Declarative Data Generation
Describe the shape of valid data — structure, constraints, distributions, and relationships — and Vague generates it.
- Weighted distributions:
0.8: "active" | 0.2: "inactive" - Constraints:
assume due_date >= issued_date - Cross-references:
any of customers where .status == "active" - Computed fields:
total: sum(line_items.amount)
schema Customer {
id: uuid(),
name: fullName(),
status: 0.8: "active" | 0.2: "inactive"
}
schema Invoice {
customer: any of customers where .status == "active",
amount: decimal in 100..10000,
issued_date: date in 2024..2024,
due_date: date in 2024..2024,
assume due_date >= issued_date
}
dataset TestData {
customers: 50 of Customer,
invoices: 200 of Invoice
}
Why Vague?
Generate realistic test data that respects your constraints and relationships.
Declarative Schemas
Define the shape of your data once. Schemas describe structure, types, ranges, and constraints — Vague handles generation.
Realistic Distributions
Express intent with weighted choices: 0.8: "active" | 0.2: "inactive". Statistical distributions like gaussian, poisson, and beta for realistic patterns.
Constraints That Work
Hard constraints like assume due_date >= issued_date are enforced.

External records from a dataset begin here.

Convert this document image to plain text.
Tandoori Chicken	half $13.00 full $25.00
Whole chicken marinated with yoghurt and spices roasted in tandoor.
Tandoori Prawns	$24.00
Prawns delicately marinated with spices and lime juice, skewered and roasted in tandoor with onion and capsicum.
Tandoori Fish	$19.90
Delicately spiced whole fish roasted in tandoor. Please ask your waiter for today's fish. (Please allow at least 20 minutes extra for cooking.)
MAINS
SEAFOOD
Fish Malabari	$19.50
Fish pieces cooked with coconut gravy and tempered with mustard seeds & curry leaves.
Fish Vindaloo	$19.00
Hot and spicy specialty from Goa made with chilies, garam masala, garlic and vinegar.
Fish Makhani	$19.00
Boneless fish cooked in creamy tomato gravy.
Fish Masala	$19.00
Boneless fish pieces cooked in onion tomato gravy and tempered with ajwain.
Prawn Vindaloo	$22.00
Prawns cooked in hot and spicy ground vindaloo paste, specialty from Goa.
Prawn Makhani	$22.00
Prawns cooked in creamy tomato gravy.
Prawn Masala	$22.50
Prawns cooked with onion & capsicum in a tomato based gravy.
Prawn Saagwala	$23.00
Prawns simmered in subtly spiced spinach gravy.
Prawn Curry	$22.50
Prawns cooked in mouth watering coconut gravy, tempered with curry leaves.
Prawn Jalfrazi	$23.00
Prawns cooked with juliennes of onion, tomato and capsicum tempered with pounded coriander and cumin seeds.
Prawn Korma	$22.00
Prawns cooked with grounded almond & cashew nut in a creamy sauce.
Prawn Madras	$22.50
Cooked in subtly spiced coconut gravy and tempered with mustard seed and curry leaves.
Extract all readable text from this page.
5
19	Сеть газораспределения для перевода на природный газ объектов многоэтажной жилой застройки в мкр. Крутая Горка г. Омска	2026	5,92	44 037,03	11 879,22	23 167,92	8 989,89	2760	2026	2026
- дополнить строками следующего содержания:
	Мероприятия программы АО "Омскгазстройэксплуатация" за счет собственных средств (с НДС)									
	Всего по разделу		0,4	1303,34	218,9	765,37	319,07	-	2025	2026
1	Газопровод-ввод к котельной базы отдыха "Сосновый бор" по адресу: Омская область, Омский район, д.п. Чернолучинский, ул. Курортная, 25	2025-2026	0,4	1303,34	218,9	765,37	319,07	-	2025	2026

Conditional constraints for complex business logic.
Cross-Record References
Reference other records naturally: customer: any of customers where .status == "active". Build realistic relational data.
OpenAPI Integration
Import schemas from OpenAPI specs. Validate generated data. Populate specs with realistic examples.
Edge Case Testing
Built-in generators for Unicode exploits, SQL injection patterns, and boundary values. Generate constraint-violating data with violating datasets.